- Coat of arms
- Gmina Siedlec Location within Poland
- Coordinates (Siedlec): 52°8′N 16°1′E﻿ / ﻿52.133°N 16.017°E
- Country: Poland
- Voivodeship: Greater Poland
- County: Wolsztyn
- Seat: Siedlec

Area
- • Total: 205.06 km^{2} (79.17 sq mi)

Population (2011)
- • Total: 12,420
- • Density: 60.57/km^{2} (156.9/sq mi)
- Website: www.siedlec.pl

= Gmina Siedlec =

Gmina Siedlec is a rural gmina (administrative district) in Wolsztyn County, Greater Poland Voivodeship, in west-central Poland.

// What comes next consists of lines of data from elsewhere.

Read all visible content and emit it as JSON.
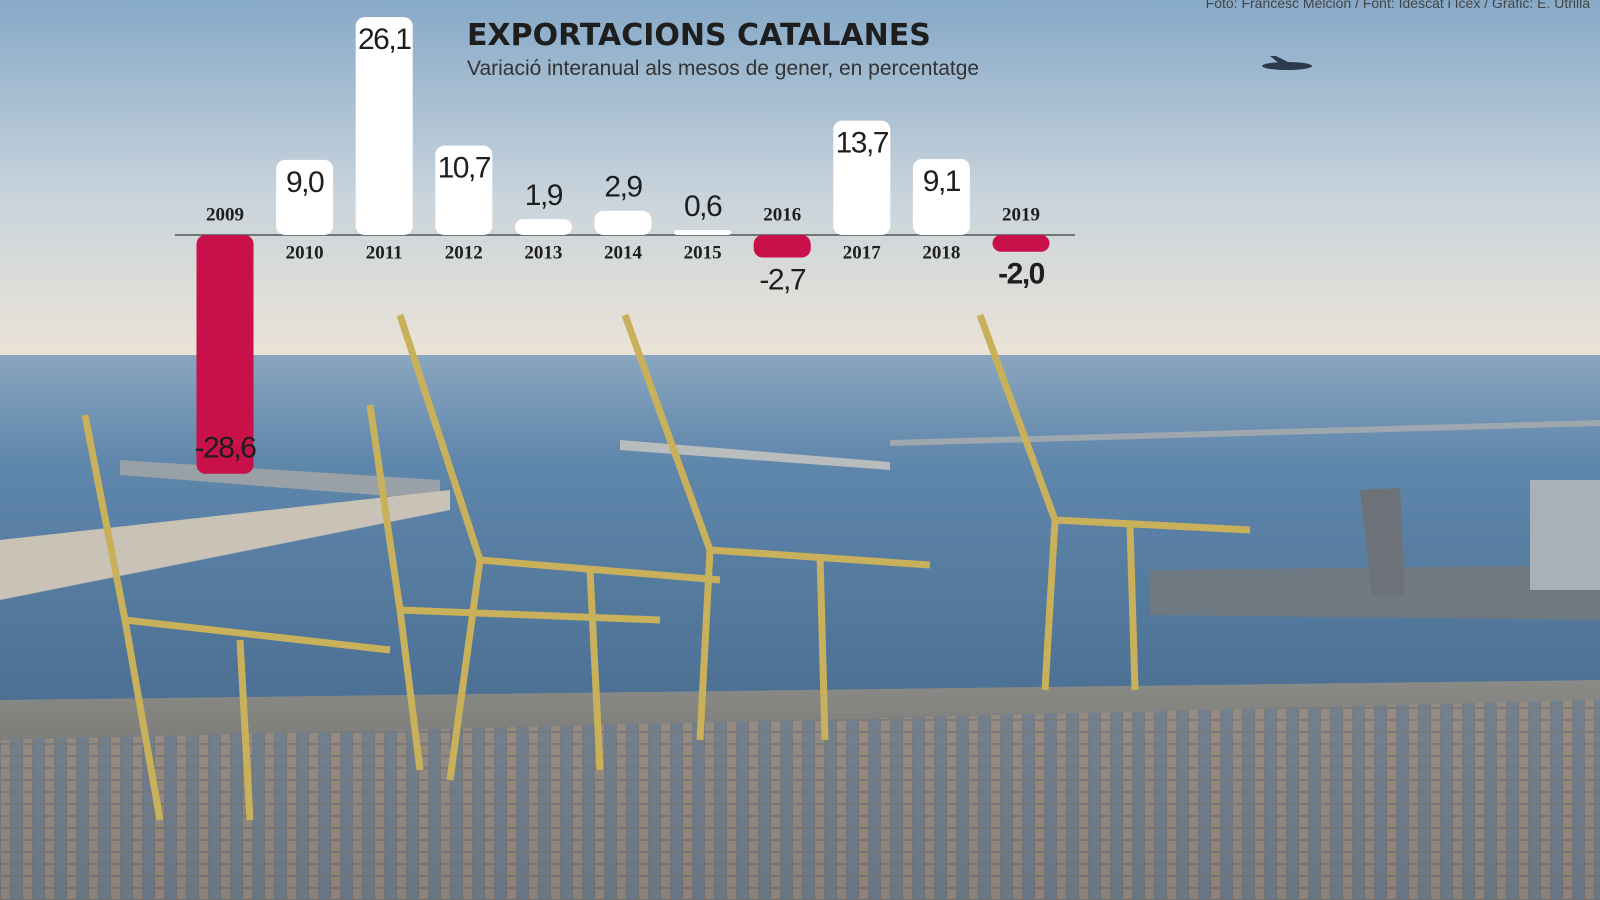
{
  "credit": "Foto: Francesc Melcion / Font: Idescat i Icex / Gràfic: E. Utrilla",
  "chart_data": {
    "type": "bar",
    "title": "EXPORTACIONS CATALANES",
    "subtitle": "Variació interanual als mesos de gener, en percentatge",
    "categories": [
      "2009",
      "2010",
      "2011",
      "2012",
      "2013",
      "2014",
      "2015",
      "2016",
      "2017",
      "2018",
      "2019"
    ],
    "values": [
      -28.6,
      9.0,
      26.1,
      10.7,
      1.9,
      2.9,
      0.6,
      -2.7,
      13.7,
      9.1,
      -2.0
    ],
    "value_labels": [
      "-28,6",
      "9,0",
      "26,1",
      "10,7",
      "1,9",
      "2,9",
      "0,6",
      "-2,7",
      "13,7",
      "9,1",
      "-2,0"
    ],
    "positive_color": "#ffffff",
    "negative_color": "#c8104a"
  }
}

Its seat is the village of Siedlec, which lies approximately 8 km west of Wolsztyn and 69 km south-west of the regional capital Poznań.

The gmina covers an area of 205.06 km2, and as of 2006 its total population was 12,008 (12,420 in 2011).

==Villages==
Gmina Siedlec contains the villages and settlements of Belęcin, Boruja, Chobienice, Godziszewo, Grójec Mały, Grójec Wielki, Jaromierz, Jażyniec, Karna, Kiełkowo, Kiełpiny, Kopanica, Mała Wieś, Mariankowo, Nieborza, Nowa Tuchorza, Reklin, Reklinek, Siedlec, Stara Tuchorza, Tuchorza, Wąchabno, Wielka Wieś, Wojciechowo, Zakrzewo and Żodyń.

==Neighbouring gminas==
Gmina Siedlec is bordered by the gminas of Babimost, Kargowa, Nowy Tomyśl, Rakoniewice, Wolsztyn and Zbąszyń.